Enfin le rêveur se secoua, s’éveilla, frissonna; il était glacé. «Je me suis endormi dehors, pensa-t-il en se relevant. J’attraperai du mal.» Et il rentra dans la cuisine, chancelant un peu. Son père et ses frères dormaient d’un sommeil pesant, sur leurs nattes; une chandelle brûlait, posée sur la pierre du foyer. Pour Elias,--il était si faible, le pauvret!--un lit avait été préparé dans une petite chambre du rez-de-chaussée, près de la cuisine. Il prit la chandelle, traversa une étroite pièce où il y avait, entassés sur de larges planches, une multitude de fromages jaunes, huileux, qui exhalaient une odeur fétide; et il se retira dans sa chambrette.

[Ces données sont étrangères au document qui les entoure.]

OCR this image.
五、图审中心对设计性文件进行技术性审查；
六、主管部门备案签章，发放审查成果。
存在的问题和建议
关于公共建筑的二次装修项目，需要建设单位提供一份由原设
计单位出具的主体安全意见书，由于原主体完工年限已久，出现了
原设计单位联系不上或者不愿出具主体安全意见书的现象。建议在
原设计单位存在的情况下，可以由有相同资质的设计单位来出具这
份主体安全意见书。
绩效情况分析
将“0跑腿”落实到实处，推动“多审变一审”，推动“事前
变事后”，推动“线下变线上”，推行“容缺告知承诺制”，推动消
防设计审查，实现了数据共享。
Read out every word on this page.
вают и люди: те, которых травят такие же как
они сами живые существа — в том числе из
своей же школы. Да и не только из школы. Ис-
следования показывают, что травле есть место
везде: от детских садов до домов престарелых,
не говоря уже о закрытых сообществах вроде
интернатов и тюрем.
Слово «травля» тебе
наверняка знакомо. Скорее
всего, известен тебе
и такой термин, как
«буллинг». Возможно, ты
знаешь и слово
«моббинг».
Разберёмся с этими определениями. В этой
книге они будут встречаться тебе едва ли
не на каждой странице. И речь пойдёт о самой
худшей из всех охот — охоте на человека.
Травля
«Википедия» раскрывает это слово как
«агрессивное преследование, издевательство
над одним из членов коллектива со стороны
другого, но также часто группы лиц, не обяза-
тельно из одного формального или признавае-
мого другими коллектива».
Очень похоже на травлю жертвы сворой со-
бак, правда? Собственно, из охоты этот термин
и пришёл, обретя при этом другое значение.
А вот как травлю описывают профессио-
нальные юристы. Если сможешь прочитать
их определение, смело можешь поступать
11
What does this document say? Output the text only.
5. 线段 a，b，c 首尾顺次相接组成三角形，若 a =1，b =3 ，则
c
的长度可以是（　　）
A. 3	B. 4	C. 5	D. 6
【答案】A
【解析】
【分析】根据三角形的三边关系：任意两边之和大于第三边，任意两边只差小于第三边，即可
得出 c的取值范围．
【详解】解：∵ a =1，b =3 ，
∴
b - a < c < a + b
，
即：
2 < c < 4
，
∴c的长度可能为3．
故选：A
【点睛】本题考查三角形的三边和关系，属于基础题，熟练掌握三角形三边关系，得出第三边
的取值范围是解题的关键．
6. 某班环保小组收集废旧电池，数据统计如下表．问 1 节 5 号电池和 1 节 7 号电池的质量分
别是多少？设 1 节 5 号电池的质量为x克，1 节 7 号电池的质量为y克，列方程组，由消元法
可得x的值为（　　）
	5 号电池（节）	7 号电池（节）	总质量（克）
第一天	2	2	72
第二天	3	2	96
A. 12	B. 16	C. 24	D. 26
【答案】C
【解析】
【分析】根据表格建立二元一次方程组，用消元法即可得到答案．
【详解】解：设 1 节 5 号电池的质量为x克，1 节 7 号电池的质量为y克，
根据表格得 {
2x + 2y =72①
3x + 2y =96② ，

Il se déshabilla, se coucha, éteignit la lumière. Il se sentait toujours l’échine rompue, la tête lourde; et, quelques instants plus tard, il fut accablé de nouveau par ce demi-sommeil qui ressemblait à une oppression et qu’agitaient des rêves confus. Il voyait toujours la _tanca_, le foin, les brebis grosses de laine sale et emmêlée, la lisière verte du bois voisin. Zio Martinu était toujours là; mais à présent il se tenait près du mur, grand, raide, sordide, majestueux. Il n’avait jamais un sourire. Elias, lui, était debout de l’autre côté du mur, dans la _tanca_ des Portolu, et il racontait au vieux des histoires de _là-bas_. Il lui disait, entre autres choses:
--On nous conduisait tous les jours à la messe; on nous faisait confesser et communier très souvent. Ah! _là-bas_, on est bons chrétiens! Le chapelain était un saint homme. Un jour, en me confessant, je lui ai dit que j’avais étudié jusqu’à la seconde gymnasiale et qu’ensuite je m’étais fait pâtre, mais que j’avais maintes fois regretté de n’avoir pas poursuivi mes études. Alors, il me fit cadeau d’un livre écrit d’un côté en latin et de l’autre en italien, le livre de _la Semaine sainte_. J’ai lu ce livre plus de cent fois, que dis-je? plus de mille fois; et je l’ai même apporté ici. Je sais le lire en latin aussi bien qu’en italien.
--Tu es donc un grand savant!
--Pas autant que vous, Zio Martinu. Mais j’ai la crainte de Dieu.
--Eh bien, quand on a la crainte de Dieu, on est plus savant que les rois!
A partir de cet endroit, le rêve d’Elias s’embrouillait, se confondait avec d’autres rêves plus ou moins extravagants.